Saturday, November 11, 2006

Research -- Google

There's something deeper to learn about Google from Gmail than the initial reaction to the product features. Ignore for a moment the observations about Google leapfrogging their competitors with more user value and a new feature or two. Or Google diversifying away from search into other applications; they've been doing that for a while. Or the privacy red herring.
No, the story is about seemingly incremental features that are actually massively expensive for others to match, and the platform that Google is building which makes it cheaper and easier for them to develop and run web-scale applications than anyone else.

An overlooked feature that made Google really cool in the beginning was their snippets. These show a few sample sentences from each web page matching the search.


Consider the insane cost to implement this simple feature. Google has to keep a copy of every web page on the Internet on their servers in order to show the piece of the web page where the search terms hit.
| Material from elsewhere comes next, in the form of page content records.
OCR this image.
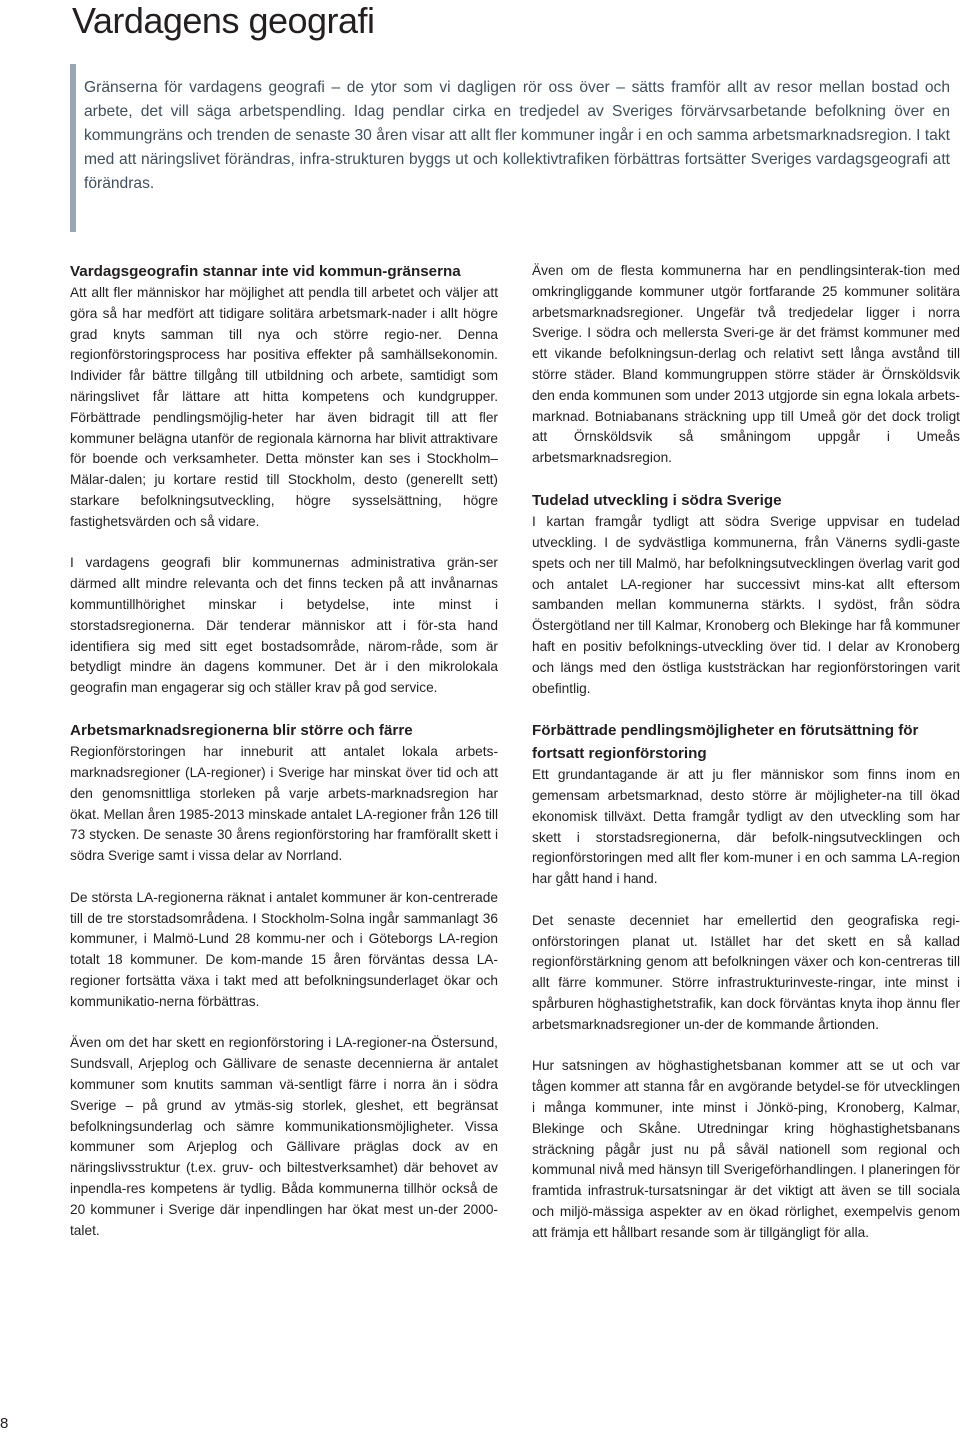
Vardagens geografi
Gränserna för vardagens geografi – de ytor som vi dagligen rör oss över – sätts framför allt av resor mellan bostad och arbete, det vill säga arbetspendling. Idag pendlar cirka en tredjedel av Sveriges förvärvsarbetande befolkning över en kommungräns och trenden de senaste 30 åren visar att allt fler kommuner ingår i en och samma arbetsmarknadsregion. I takt med att näringslivet förändras, infra-strukturen byggs ut och kollektivtrafiken förbättras fortsätter Sveriges vardagsgeografi att förändras.
Vardagsgeografin stannar inte vid kommun-gränserna

Att allt fler människor har möjlighet att pendla till arbetet och väljer att göra så har medfört att tidigare solitära arbetsmark-nader i allt högre grad knyts samman till nya och större regio-ner. Denna regionförstoringsprocess har positiva effekter på samhällsekonomin. Individer får bättre tillgång till utbildning och arbete, samtidigt som näringslivet får lättare att hitta kompetens och kundgrupper. Förbättrade pendlingsmöjlig-heter har även bidragit till att fler kommuner belägna utanför de regionala kärnorna har blivit attraktivare för boende och verksamheter. Detta mönster kan ses i Stockholm–Mälar-dalen; ju kortare restid till Stockholm, desto (generellt sett) starkare befolkningsutveckling, högre sysselsättning, högre fastighetsvärden och så vidare.

I vardagens geografi blir kommunernas administrativa grän-ser därmed allt mindre relevanta och det finns tecken på att invånarnas kommuntillhörighet minskar i betydelse, inte minst i storstadsregionerna. Där tenderar människor att i för-sta hand identifiera sig med sitt eget bostadsområde, närom-råde, som är betydligt mindre än dagens kommuner. Det är i den mikrolokala geografin man engagerar sig och ställer krav på god service.

Arbetsmarknadsregionerna blir större och färre

Regionförstoringen har inneburit att antalet lokala arbets-marknadsregioner (LA-regioner) i Sverige har minskat över tid och att den genomsnittliga storleken på varje arbets-marknadsregion har ökat. Mellan åren 1985-2013 minskade antalet LA-regioner från 126 till 73 stycken. De senaste 30 årens regionförstoring har framförallt skett i södra Sverige samt i vissa delar av Norrland.

De största LA-regionerna räknat i antalet kommuner är kon-centrerade till de tre storstadsområdena. I Stockholm-Solna ingår sammanlagt 36 kommuner, i Malmö-Lund 28 kommu-ner och i Göteborgs LA-region totalt 18 kommuner. De kom-mande 15 åren förväntas dessa LA-regioner fortsätta växa i takt med att befolkningsunderlaget ökar och kommunikatio-nerna förbättras.

Även om det har skett en regionförstoring i LA-regioner-na Östersund, Sundsvall, Arjeplog och Gällivare de senaste decennierna är antalet kommuner som knutits samman vä-sentligt färre i norra än i södra Sverige – på grund av ytmäs-sig storlek, gleshet, ett begränsat befolkningsunderlag och sämre kommunikationsmöjligheter. Vissa kommuner som Arjeplog och Gällivare präglas dock av en näringslivsstruktur (t.ex. gruv- och biltestverksamhet) där behovet av inpendla-res kompetens är tydlig. Båda kommunerna tillhör också de 20 kommuner i Sverige där inpendlingen har ökat mest un-der 2000-talet.

Även om de flesta kommunerna har en pendlingsinterak-tion med omkringliggande kommuner utgör fortfarande 25 kommuner solitära arbetsmarknadsregioner. Ungefär två tredjedelar ligger i norra Sverige. I södra och mellersta Sveri-ge är det främst kommuner med ett vikande befolkningsun-derlag och relativt sett långa avstånd till större städer. Bland kommungruppen större städer är Örnsköldsvik den enda kommunen som under 2013 utgjorde sin egna lokala arbets-marknad. Botniabanans sträckning upp till Umeå gör det dock troligt att Örnsköldsvik så småningom uppgår i Umeås arbetsmarknadsregion.

Tudelad utveckling i södra Sverige

I kartan framgår tydligt att södra Sverige uppvisar en tudelad utveckling. I de sydvästliga kommunerna, från Vänerns sydli-gaste spets och ner till Malmö, har befolkningsutvecklingen överlag varit god och antalet LA-regioner har successivt mins-kat allt eftersom sambanden mellan kommunerna stärkts. I sydöst, från södra Östergötland ner till Kalmar, Kronoberg och Blekinge har få kommuner haft en positiv befolknings-utveckling över tid. I delar av Kronoberg och längs med den östliga kuststräckan har regionförstoringen varit obefintlig.

Förbättrade pendlingsmöjligheter en förutsättning för fortsatt regionförstoring

Ett grundantagande är att ju fler människor som finns inom en gemensam arbetsmarknad, desto större är möjligheter-na till ökad ekonomisk tillväxt. Detta framgår tydligt av den utveckling som har skett i storstadsregionerna, där befolk-ningsutvecklingen och regionförstoringen med allt fler kom-muner i en och samma LA-region har gått hand i hand.

Det senaste decenniet har emellertid den geografiska regi-onförstoringen planat ut. Istället har det skett en så kallad regionförstärkning genom att befolkningen växer och kon-centreras till allt färre kommuner. Större infrastrukturinveste-ringar, inte minst i spårburen höghastighetstrafik, kan dock förväntas knyta ihop ännu fler arbetsmarknadsregioner un-der de kommande årtionden.

Hur satsningen av höghastighetsbanan kommer att se ut och var tågen kommer att stanna får en avgörande betydel-se för utvecklingen i många kommuner, inte minst i Jönkö-ping, Kronoberg, Kalmar, Blekinge och Skåne. Utredningar kring höghastighetsbanans sträckning pågår just nu på såväl nationell som regional och kommunal nivå med hänsyn till Sverigeförhandlingen. I planeringen för framtida infrastruk-tursatsningar är det viktigt att även se till sociala och miljö-mässiga aspekter av en ökad rörlighet, exempelvis genom att främja ett hållbart resande som är tillgängligt för alla.

8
Everything is served from RAM, only booted from disk. And they have multiple separate search clusters at their co-locations. This means that Google is currently storing multiple copies of the entire web in RAM. That would really require a lot of memory for the purpose.


Google has taken the last 10 years of systems software research out of university labs, and built their own proprietary, production quality system. It's a distributed computing platform that can manage web-scale datasets on 100,000 node server clusters. It includes a petabyte, distributed, fault tolerant filesystem, distributed RPC code, probably network shared memory and process migration. And a datacenter management system which lets a handful of ops engineers effectively run 100,000 servers. Any of these projects could be the sole focus of a startup.


The most obvious concern for Gmail is storage. They can't lose emails and more importantly, would never be expected to be down. The backup system used isn't the conventional one. RAID isn't any good. If a RAID disk fails, it requires human intervention to replace the disk, and in case more disks fail, it can lead to data loss. Moreover, it requires hot swap trays which are an expensive piece of equippment. RAID has a problem with high end availability of data at the server level.


Google has 100,000 servers. If a disk fails, it is left to be reclaimed/repalced later. Hardware failures need to be instantly routed around by software.


Google has built their own distributed, fault-tolerant, petabyte filesystem, the Google Filesystem. This is ideal for the job. Say GFS replicates user email in three places; if a disk or a server dies, GFS can automatically make a new copy from one of the remaining two. Compress the email for a 3:1 storage win, then store user's email in three locations, and their raw storage need is approximately equivalent to the user's mail size.


The Gmail servers wouldn't be top-heavy with lots of disk. They need the CPU for indexing and page view serving anyway. No fancy RAID card or hot-swap trays, just 1-2 disks per 1U server.
It's straightforward to spreadsheet out the economics of the service, taking into account average storage per user, cost of the servers, and monetization per user per year. Google apparently puts the operational cost of storage at $2 per gigabyte. It is assume the yearly monetized value of a webmail user to be in the $1-10 range.


Google has 100,000 servers.


Any sane ops person would rather go with a fancy $5000 server than a bare $500 motherboard plus disks sitting exposed on a tray. But that's a 10X difference to the cost of a CPU cycle. And this frees up the algorithm designers to invent better stuff.


Without cheap CPU cycles, the coders won't even consider algorithms that the Google guys are deploying. They're just too expensive to run.


Google doesn't deploy bare motherboards on exposed trays anymore; they're on at least the fourth iteration of their cheap hardware platform. Google now has an institutional competence building and maintaining servers that cost a lot less than the servers everyone else is using. And they do it with fewer people.


They must have a little internal factory to deploy servers, and the level of automation needed to run that many boxes. Either network boot or a production line to pre-install disk images. Servers that self-configure on boot to determine their network config and load the latest rev of the software they'll be running. Normal datacenter ops practices don't scale to what Google has.


Google is a company that has built a single very large, custom computer. It's running their own cluster operating system. They make their big computer even bigger and faster each month, while lowering the cost of CPU cycles. It's looking more like a general purpose platform than a cluster optimized for a single application.


While competitors are targeting the individual applications Google has deployed, Google is building a massive, general purpose computing platform for web-scale programming.
This computer is running the world's top search engine, a social networking service, a shopping price comparison engine, a new email service, and a local search/yellow pages engine. What will they do next with the world's biggest computer and most advanced operating system?